1. Download the CUDA dev kit for Ubuntu 14.04. This does work and the version I am using is 7.0. This will also include the 446 driver which is several versions later than the 440 found in the repositories as of writing this post.

2. Download the cudaHashcat kit for testing purposes.

3. chmod +x both these .RUN files

4. apt-get purge nvidia-* if you have previous files installed. Get rid of it all so that the new packaged doesn't conflict and wig out.

Reboot just to be safe

5. Blacklist nouveau without mucking with grub. Open your favorite editor and place blacklist nouveau in /etc/modprobe.d/kali-blacklist.conf
As an observance, I've seen a lot of guides that say you should uninstall nouveau. This is unncessary and in my opinion a dangerous game to play. Nouveau works, it just does, so if it all goes belly up, you'll like having a driver that works on hand.

6. Ctrl+Alt+F1 and service gdm3 stop

Now you're ready to begin installing the nvidia drivers and cuda pacakage.

7. ./cuda_7.0.28_linux.run

Say yes to everything including DKMS install. It'll install your drivers, the packages. If you want, I put my libraries in /usr/share/..... rather than /local/

reboot

8. Install bumblebee primus

once this is installed

8.1. tee /proc/acpi/bbswitch <<<OFF
8.2. tee /proc/acpi/bbswitch <<<ON

reboot

I don't know why this worked for me and I am 100% willing to bet that it's because of an idiosyncracy in my hardware. Probably Lenovo's underwhelming bios...

9. lsmod | grep nouveau and then lsmod | grep nvidia

Both were blank for me, so modprobe nvidia

Now the nvidia driver is loaded into the system and I can grep its existence.

The dangerous thing to do now is to go and do what everyone says next: glxinfo | grep -i "direct rendering". I get the GLX missing error. It looks like the world is lost when this doesn't come up, but it's not.

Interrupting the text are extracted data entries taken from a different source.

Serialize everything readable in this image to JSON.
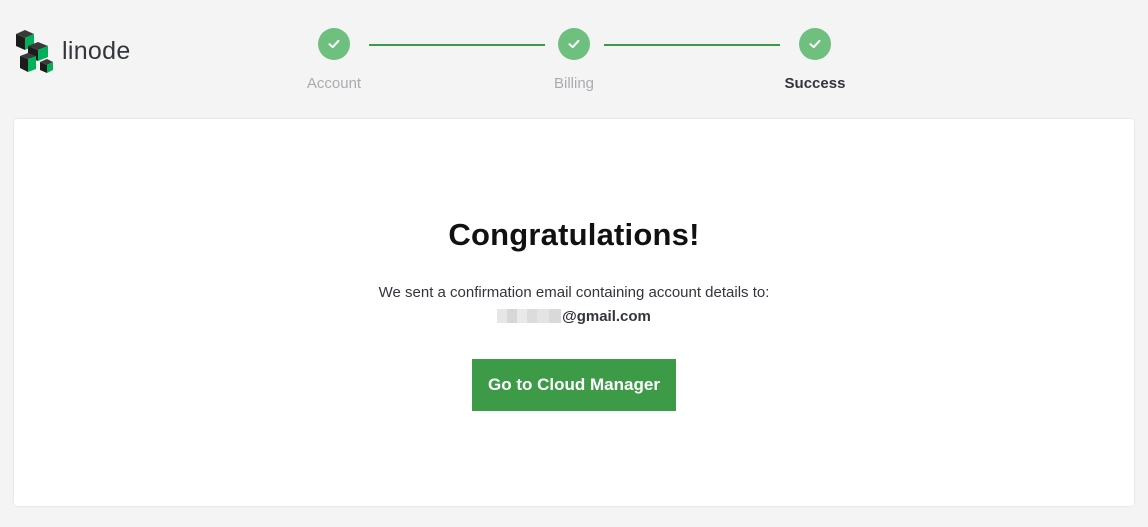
{
  "brand": {
    "name": "linode",
    "logo_icon": "linode-cubes-logo"
  },
  "steps": [
    {
      "label": "Account",
      "status": "complete",
      "icon": "check-icon"
    },
    {
      "label": "Billing",
      "status": "complete",
      "icon": "check-icon"
    },
    {
      "label": "Success",
      "status": "current",
      "icon": "check-icon"
    }
  ],
  "colors": {
    "accent_green": "#3d9b48",
    "step_circle": "#6fbf7e",
    "background": "#f4f4f4",
    "card": "#ffffff"
  },
  "main": {
    "title": "Congratulations!",
    "message": "We sent a confirmation email containing account details to:",
    "email_domain": "@gmail.com",
    "cta_label": "Go to Cloud Manager"
  }
}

10. Finally, install cudahashcat. Just unzip and go for a test run.
Sometimes, it'll say that it didn't find a nvidia driver. Try running example 0, then 400, then 500, and for some bizarre reason, it gets the idea. I have a fair grasp of linux going all the way back to Dapper Drake and it's wonderful little quirks, but this one escapes me.

If you have a decent or even nicer card than mine, you'll love cudaHashcat. It's fast, it's easy, versatile, and there is no reason to precompute hashes so you get the exilerating rush of watching big numbers in black and white actively working rather than big numbers prepping.